核心概念
Spiking lottery tickets can achieve higher sparsity and less performance degradation compared to standard lottery tickets, enabling the development of efficient and energy-saving spiking neural networks.
要約
The paper explores the properties of spiking lottery tickets (SLTs) and compares them to standard lottery tickets (LTs) in both convolutional neural network (CNN) and transformer-based spiking neural network (SNN) structures.
For CNN-based models, the authors find that inner SLTs achieve higher sparsity and fewer performance losses compared to LTs (Reward 1). For transformer-based models, SLTs incur less accuracy loss compared to LTs counterparts at the same level of multi-level sparsity (Reward 2).
The authors propose a multi-level sparsity exploring algorithm for spiking transformers, which effectively achieves sparsity in the patch embedding projection (ConvPEP) module's weights, activations, and input patch numbers. Extensive experiments on RGB and event-based datasets demonstrate that the proposed SLT methods outperform standard LTs while achieving extreme energy savings (>80.0%).
The paper also analyzes the impact of spiking neural network parameters, such as time step and decay rate, on the performance of SLTs. The results show that increasing the time step can improve the performance of SLTs, while the optimal decay rate exhibits a non-monotonic relationship.
統計
The dense ANN model on CIFAR10 achieves 88.10% accuracy.
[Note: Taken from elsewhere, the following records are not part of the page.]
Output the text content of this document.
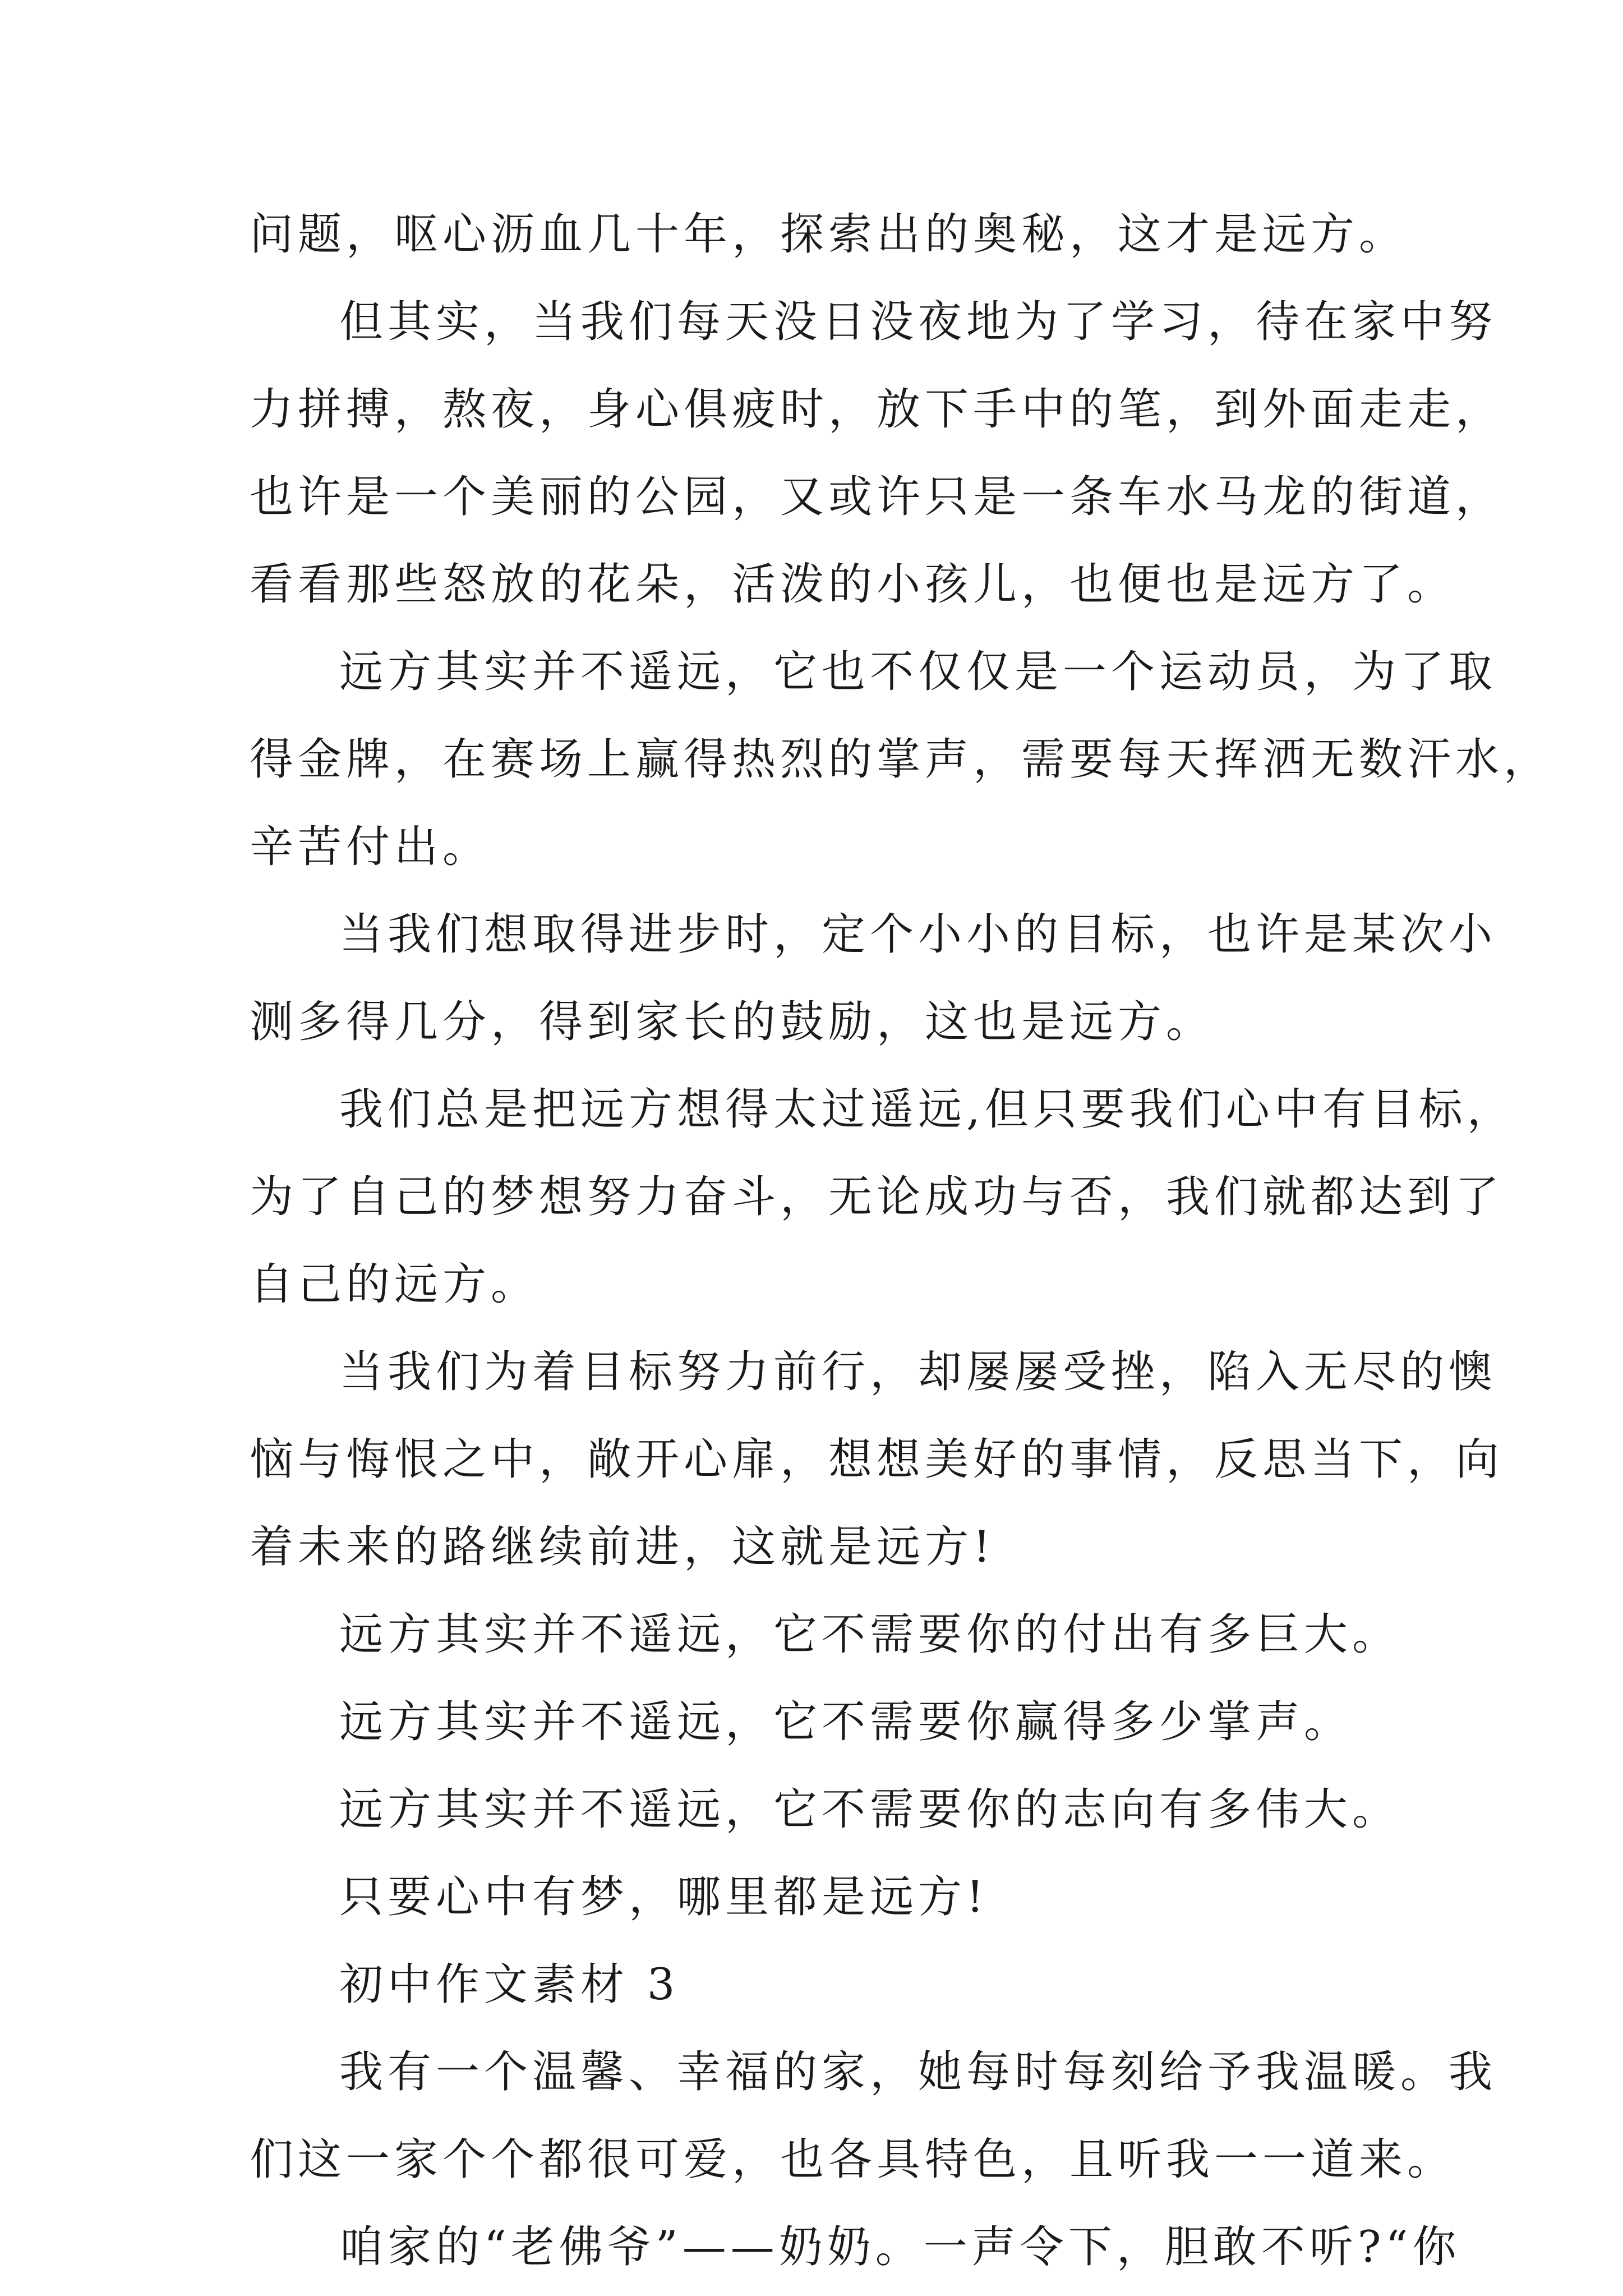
问题，呕心沥血几十年，探索出的奥秘，这才是远方。
但其实，当我们每天没日没夜地为了学习，待在家中努
力拼搏，熬夜，身心俱疲时，放下手中的笔，到外面走走，
也许是一个美丽的公园，又或许只是一条车水马龙的街道，
看看那些怒放的花朵，活泼的小孩儿，也便也是远方了。
远方其实并不遥远，它也不仅仅是一个运动员，为了取
得金牌，在赛场上赢得热烈的掌声，需要每天挥洒无数汗水，
辛苦付出。
当我们想取得进步时，定个小小的目标，也许是某次小
测多得几分，得到家长的鼓励，这也是远方。
我们总是把远方想得太过遥远,但只要我们心中有目标，
为了自己的梦想努力奋斗，无论成功与否，我们就都达到了
自己的远方。
当我们为着目标努力前行，却屡屡受挫，陷入无尽的懊
恼与悔恨之中，敞开心扉，想想美好的事情，反思当下，向
着未来的路继续前进，这就是远方!
远方其实并不遥远，它不需要你的付出有多巨大。
远方其实并不遥远，它不需要你赢得多少掌声。
远方其实并不遥远，它不需要你的志向有多伟大。
只要心中有梦，哪里都是远方!
初中作文素材 3
我有一个温馨、幸福的家，她每时每刻给予我温暖。我
们这一家个个都很可爱，也各具特色，且听我一一道来。
咱家的“老佛爷”——奶奶。一声令下，胆敢不听?“你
The dense SNN model on CIFAR10 achieves 87.71% accuracy.
The MPSLT model on CIFAR10 achieves 87.76% accuracy, a 0.24% improvement over the MPLT model.
The MultiSp-SLT model on CIFAR10 achieves 90.21% accuracy, a 0.34% improvement over the MultiSp-LT model.
The theoretical energy consumption of the MPSLT model on CIFAR10 is only 11.2% of the ANN counterpart.
引用
"Spiking neural network is a bio-inspired algorithm that simulates the real process of signaling that occurs in brains."
"The Lottery Ticket Hypothesis (LTH) offers a promising solution. LTH suggests that within a randomly initialized dense neural network, there exist efficient sub-networks, which can achieve the comparable accuracy of the full network within the same or fewer iterations."
"Our approach analyses the problem from a dual-level perspective: (1) Redesigning existing models at the neuron level to obtain an efficient new network structure; (2) Developing numerous sparse algorithms to reduce the parameter size of original dense models at the structure level."